The special chapter of the GEU discusses opportunities to restructure energy subsidies in the region, as well as opportunities that exist for the GCC countries to become renewable energy powerhouses by diversifying into green technologies. This transition to an environment-friendly model will be a recurrent theme in future issues of the Gulf Economic Update, making this the first in a series that will focus on green growth in the region.

In Saudi Arabia, growth is expected to accelerate to 7.0 per cent in 2022, driven by stronger oil output following Opec+ production cuts and continued growth in non-oil sectors, and supported by stronger consumption, increased tourism, and higher domestic capital spending.
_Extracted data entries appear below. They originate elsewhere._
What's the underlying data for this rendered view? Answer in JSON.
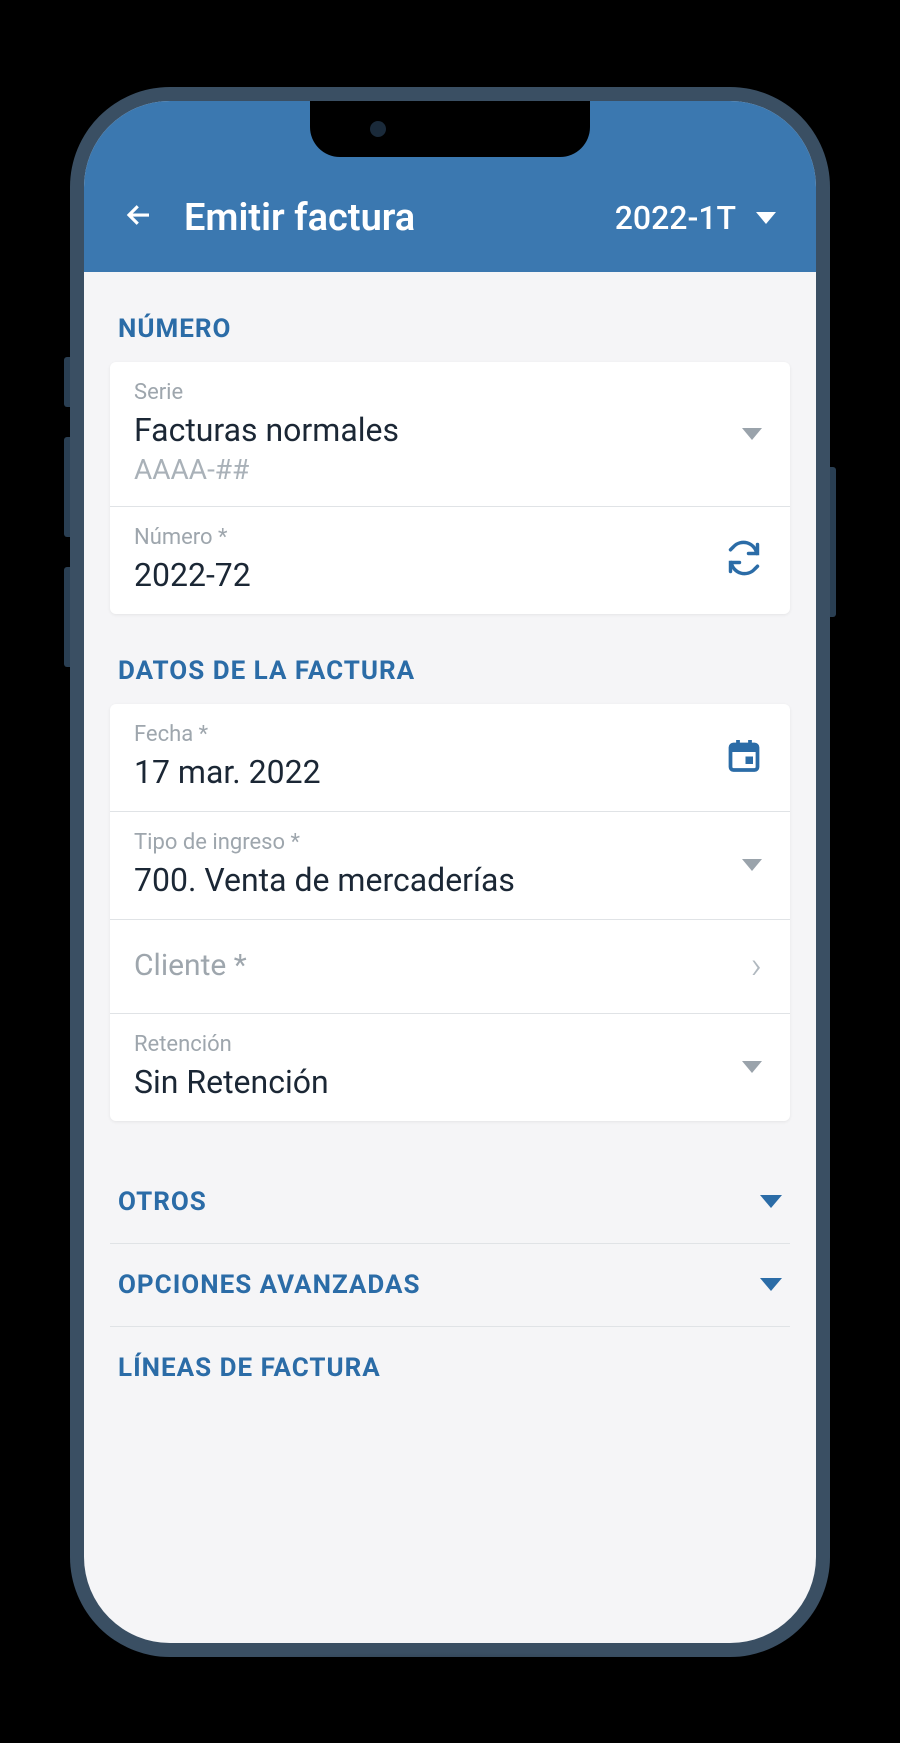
{
  "header": {
    "title": "Emitir factura",
    "period": "2022-1T"
  },
  "sections": {
    "numero": {
      "title": "NÚMERO",
      "serie_label": "Serie",
      "serie_value": "Facturas normales",
      "serie_hint": "AAAA-##",
      "numero_label": "Número *",
      "numero_value": "2022-72"
    },
    "datos": {
      "title": "DATOS DE LA FACTURA",
      "fecha_label": "Fecha *",
      "fecha_value": "17 mar. 2022",
      "tipo_label": "Tipo de ingreso *",
      "tipo_value": "700. Venta de mercaderías",
      "cliente_label": "Cliente *",
      "retencion_label": "Retención",
      "retencion_value": "Sin Retención"
    },
    "otros": {
      "title": "OTROS"
    },
    "avanzadas": {
      "title": "OPCIONES AVANZADAS"
    },
    "lineas": {
      "title": "LÍNEAS DE FACTURA"
    }
  }
}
For Qatar, real GDP is estimated to rise in 2022 to 4.9 per cent on the heels of boosted hydrocarbon exports, while growth in private consumption may be slightly lower, at 4.8 per cent, driven by a potential dilution of World Cup proceeds and higher prices.

Oman’s growth in 2022 is projected to reach 5.6 per cent, underpinned by more than 8.0 per cent growth in the hydrocarbon sector, while the non-oil economy continues to grow by more than 2.0 per cent as faster vaccine rollout strengthens domestic activity.

In Kuwait, growth in 2022 is expected to accelerate to 5.7 per cent, due to higher oil output as Opec+ cuts are phased out and domestic demand strengthens.

Bahrain’s economy is expected to accelerate in 2022 to 3.5 per cent, boosted by surging energy prices. Recovery in the non-oil economy will be driven by expansion in the transportation and communication sectors, as well as increased agriculture and fishing.